In Spark SQL the physical plan provides the fundamental information about the execution of the query. The objective of this talk is to convey understanding and familiarity of query plans in Spark SQL, and use that knowledge to achieve better performance of Apache Spark queries. We will walk you through the most common operators you might find in the query plan and explain some relevant information that can be useful in order to understand some details about the execution. If you understand the query plan, you can look for the weak spot and try to rewrite the query to achieve a more optimal plan that leads to more efficient execution.

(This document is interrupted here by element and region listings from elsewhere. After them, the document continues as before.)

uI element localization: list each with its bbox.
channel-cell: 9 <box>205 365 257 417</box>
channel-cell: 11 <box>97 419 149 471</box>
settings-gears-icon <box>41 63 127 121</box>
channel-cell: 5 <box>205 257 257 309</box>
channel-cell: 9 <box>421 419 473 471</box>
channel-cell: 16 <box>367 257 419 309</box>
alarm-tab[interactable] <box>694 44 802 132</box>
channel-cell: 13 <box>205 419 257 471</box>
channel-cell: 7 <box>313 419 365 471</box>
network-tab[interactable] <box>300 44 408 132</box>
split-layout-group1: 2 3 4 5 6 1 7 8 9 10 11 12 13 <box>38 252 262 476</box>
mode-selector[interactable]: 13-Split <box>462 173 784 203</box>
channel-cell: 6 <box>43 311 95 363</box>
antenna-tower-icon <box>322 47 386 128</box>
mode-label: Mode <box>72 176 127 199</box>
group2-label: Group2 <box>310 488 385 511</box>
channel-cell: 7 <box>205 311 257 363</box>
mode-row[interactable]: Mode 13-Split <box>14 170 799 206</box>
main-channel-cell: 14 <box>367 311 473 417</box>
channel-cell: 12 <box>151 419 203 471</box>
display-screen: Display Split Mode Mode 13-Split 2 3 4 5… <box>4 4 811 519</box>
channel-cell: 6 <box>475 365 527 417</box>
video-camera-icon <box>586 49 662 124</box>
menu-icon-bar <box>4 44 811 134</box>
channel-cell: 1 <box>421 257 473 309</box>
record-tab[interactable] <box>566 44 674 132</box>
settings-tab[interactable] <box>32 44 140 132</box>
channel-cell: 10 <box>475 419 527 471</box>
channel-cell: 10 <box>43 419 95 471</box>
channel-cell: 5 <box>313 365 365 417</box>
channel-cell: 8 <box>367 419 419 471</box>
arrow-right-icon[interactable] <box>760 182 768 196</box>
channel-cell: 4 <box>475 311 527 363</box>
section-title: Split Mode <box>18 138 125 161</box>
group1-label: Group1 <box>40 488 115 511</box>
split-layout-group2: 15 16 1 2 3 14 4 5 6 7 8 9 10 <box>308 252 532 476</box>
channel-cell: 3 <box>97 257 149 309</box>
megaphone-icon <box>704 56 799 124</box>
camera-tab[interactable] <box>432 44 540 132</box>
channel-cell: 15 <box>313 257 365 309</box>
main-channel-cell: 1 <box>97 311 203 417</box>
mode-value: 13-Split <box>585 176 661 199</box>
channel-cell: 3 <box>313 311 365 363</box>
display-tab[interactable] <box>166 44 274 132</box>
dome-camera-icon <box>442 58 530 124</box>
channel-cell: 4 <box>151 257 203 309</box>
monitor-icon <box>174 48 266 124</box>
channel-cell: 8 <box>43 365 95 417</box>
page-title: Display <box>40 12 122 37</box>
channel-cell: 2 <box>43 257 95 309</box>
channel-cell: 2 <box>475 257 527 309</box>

The main content of this talk is based on Spark source code but it will reflect some real-life queries that we run while processing data. We will show some examples of query plans and explain how to interpret them and what information can be taken from them. We will also describe what is happening under the hood when the plan is generated focusing mainly on the phase of physical planning. In general, in this talk we want to share what we have learned from both Spark source code and real-life queries that we run in our daily data processing.
David is a senior machine learning engineer at Socialbakers. He is working with Spark on a daily basis processing data on different scales from few GBs up to tens of TBs. He also does query optimizations with the goal to achieve maximal performance and helps with productionalizing of various ETL pipelines and ML applications. David enjoys preparing and lecturing Spark trainings and workshops and trained in Spark several teams such as data engineers, analysts and researchers. David received his Ph.D. from Charles University in Prague in 2015.